福島県出身で、三味線歴38年。5段階ある日本民謡協会の指導者資格のうち、最高位の教授を持つ。縁もゆかりもなかった紀美野町に来るきっかけは東日本大震災。鴫原さんが住む地域は避難指示区域に含まれなかったものの、福島第一原発からの放射性物質が気になり、小学生だった息子と自主避難した。「息子の友達のお母さんが紀美野町に親類がいらっしゃって、先に避難しており、勧めてもらったんです」。翌年、夫も紀美野町へ。
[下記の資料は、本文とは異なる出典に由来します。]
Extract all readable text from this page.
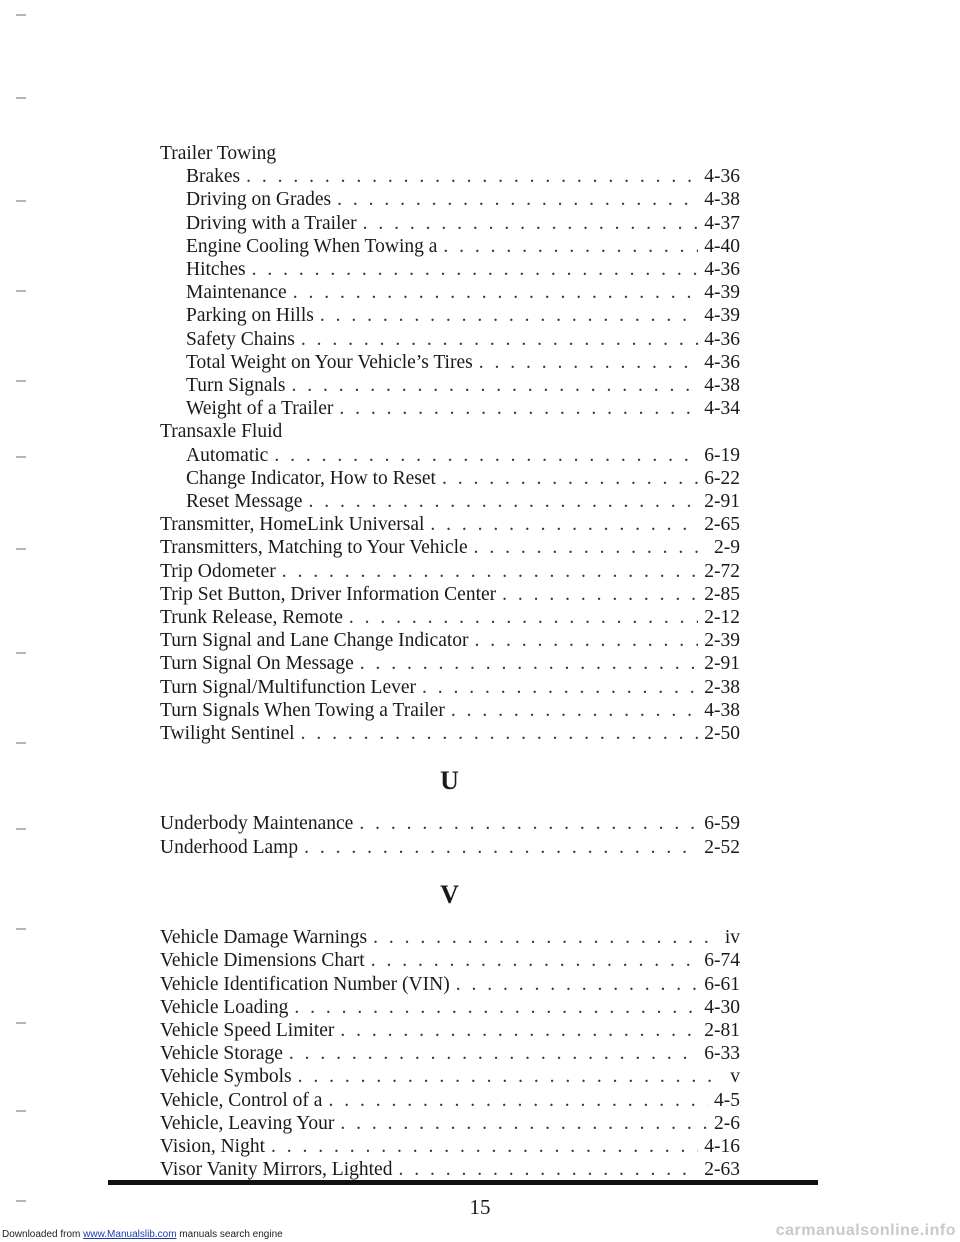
Trailer Towing
Brakes . . .	4-36
Driving on Grades . . .	4-38
Driving with a Trailer . . .	4-37
Engine Cooling When Towing a . . .	4-40
Hitches . . .	4-36
Maintenance . . .	4-39
Parking on Hills . . .	4-39
Safety Chains . . .	4-36
Total Weight on Your Vehicle’s Tires . . .	4-36
Turn Signals . . .	4-38
Weight of a Trailer . . .	4-34
Transaxle Fluid
Automatic . . .	6-19
Change Indicator, How to Reset . . .	6-22
Reset Message . . .	2-91
Transmitter, HomeLink Universal . . .	2-65
Transmitters, Matching to Your Vehicle . . .	2-9
Trip Odometer . . .	2-72
Trip Set Button, Driver Information Center . . .	2-85
Trunk Release, Remote . . .	2-12
Turn Signal and Lane Change Indicator . . .	2-39
Turn Signal On Message . . .	2-91
Turn Signal/Multifunction Lever . . .	2-38
Turn Signals When Towing a Trailer . . .	4-38
Twilight Sentinel . . .	2-50
U
Underbody Maintenance . . .	6-59
Underhood Lamp . . .	2-52
V
Vehicle Damage Warnings . . .	iv
Vehicle Dimensions Chart . . .	6-74
Vehicle Identification Number (VIN) . . .	6-61
Vehicle Loading . . .	4-30
Vehicle Speed Limiter . . .	2-81
Vehicle Storage . . .	6-33
Vehicle Symbols . . .	v
Vehicle, Control of a . . .	4-5
Vehicle, Leaving Your . . .	2-6
Vision, Night . . .	4-16
Visor Vanity Mirrors, Lighted . . .	2-63
15
Downloaded from www.Manualslib.com manuals search engine	carmanualsonline.info
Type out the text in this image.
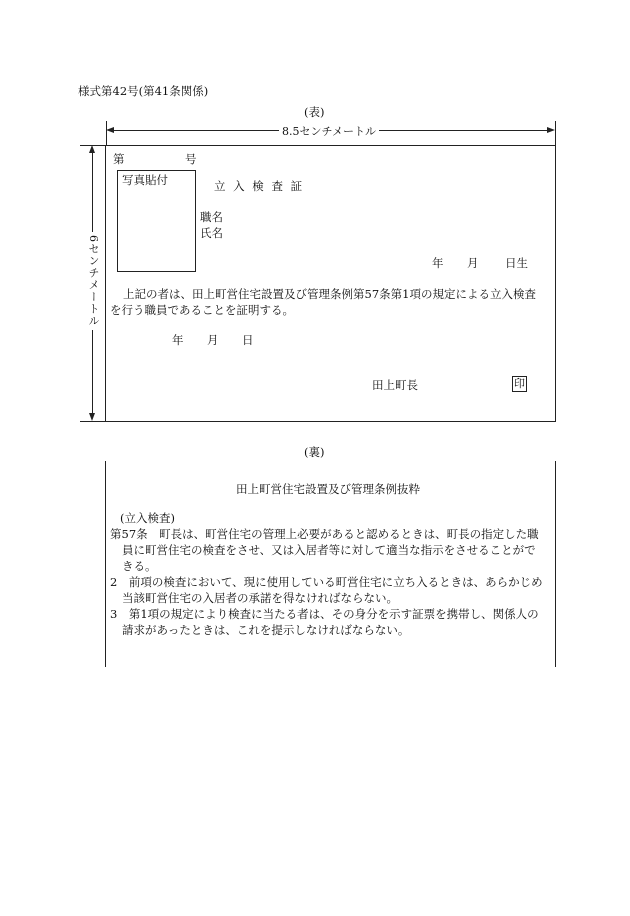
様式第42号(第41条関係)
(表)
8.5センチメートル
6センチメートル
第	号
写真貼付	立 入 検 査 証
職名
氏名
年 月 日生
上記の者は、田上町営住宅設置及び管理条例第57条第1項の規定による立入検査
を行う職員であることを証明する。
年 月 日
田上町長	印
(裏)
田上町営住宅設置及び管理条例抜粋
(立入検査)
第57条　町長は、町営住宅の管理上必要があると認めるときは、町長の指定した職
員に町営住宅の検査をさせ、又は入居者等に対して適当な指示をさせることがで
きる。
2　前項の検査において、現に使用している町営住宅に立ち入るときは、あらかじめ
当該町営住宅の入居者の承諾を得なければならない。
3　第1項の規定により検査に当たる者は、その身分を示す証票を携帯し、関係人の
請求があったときは、これを提示しなければならない。
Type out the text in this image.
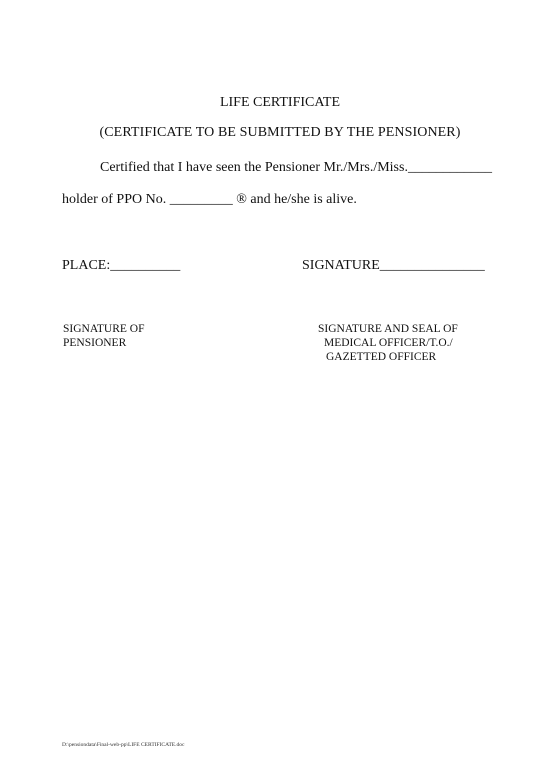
LIFE CERTIFICATE
(CERTIFICATE TO BE SUBMITTED BY THE PENSIONER)
Certified that I have seen the Pensioner Mr./Mrs./Miss.____________
holder of PPO No. _________ ® and he/she is alive.
PLACE:__________	SIGNATURE_______________
SIGNATURE OF
PENSIONER
SIGNATURE AND SEAL OF
MEDICAL OFFICER/T.O./
GAZETTED OFFICER
D:\pensiondata\Final-web-pp\LIFE CERTIFICATE.doc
「近所の人が畑で採れた野菜や手作りのおかずをおすそ分けしてくれ、勤めた工場でも親切に教えてくださった。皆さん、快く迎えてくれました」
地区の人たちとの結びつきを深めたのが、三味線だった。小学校での演奏を申し出たところ、伝え聞いた地域住民から指導を頼まれた。毛原地区では毎年8月15日、三味線演奏と歌に合わせ、扇を手に舞う扇踊りが伝統になっている。しかし、三味線の指導者が08年に病気になって以降、演奏はCDに録音したものを流していた。あつみ会の西茂代表(68)は「メンバーはほとんど三味線の初心者。それを1から丁寧に教えてくれました」。盆に披露する『地節』『伊勢音頭』の2曲は楽譜が残されておらず、鴫原さんがCDを聴き、譜面に起こした。
震災から2年が経過した13年3月、鴫原さん一家は川俣町へ戻った。しかし、毛原の人たちとの交流は終わらなかった。毎月1回、指導のために訪れた。師匠の貴重な教えを聞き漏らすまいと、録音機を持参する会員、全体練習に加え、個人レッスンを依頼するメンバー…。「皆さんの一生懸命にこたえなければならない。続いているのはその思いだけなんです」と鴫原さん。
熱心な指導が実り、今では盆踊りでの生演奏が復活。年4回、地区内の寄席で演奏を披露し、秋に開かれる紀美野町の文化祭へ出演するほか、高齢者施設への慰問も行う。会員の一人、西澤さち子さん(68)は「毎月来て優しく教えてくださるので、近くにいるように感じますが、福島から毎月通われるのは本当に大変だと思います」とただただ感謝。西代表は「師匠が指導を引き受けてくださらなかったら、扇踊りの存続は無理だった。若い会員を増やし、伝統を継承していきたい」と語る。
鴫原さんの印象に深く残るのは、昨年6月に初めて開いたおさらい会。会員が1人1曲、弾きながら歌った。「1人での弾き語りは難しいんですが、皆さんの頑張りに感動しました。これからも毎年6月の恒例にしようと思ってるんです」。教え子の成長は、今後も自分の目で見守っていく。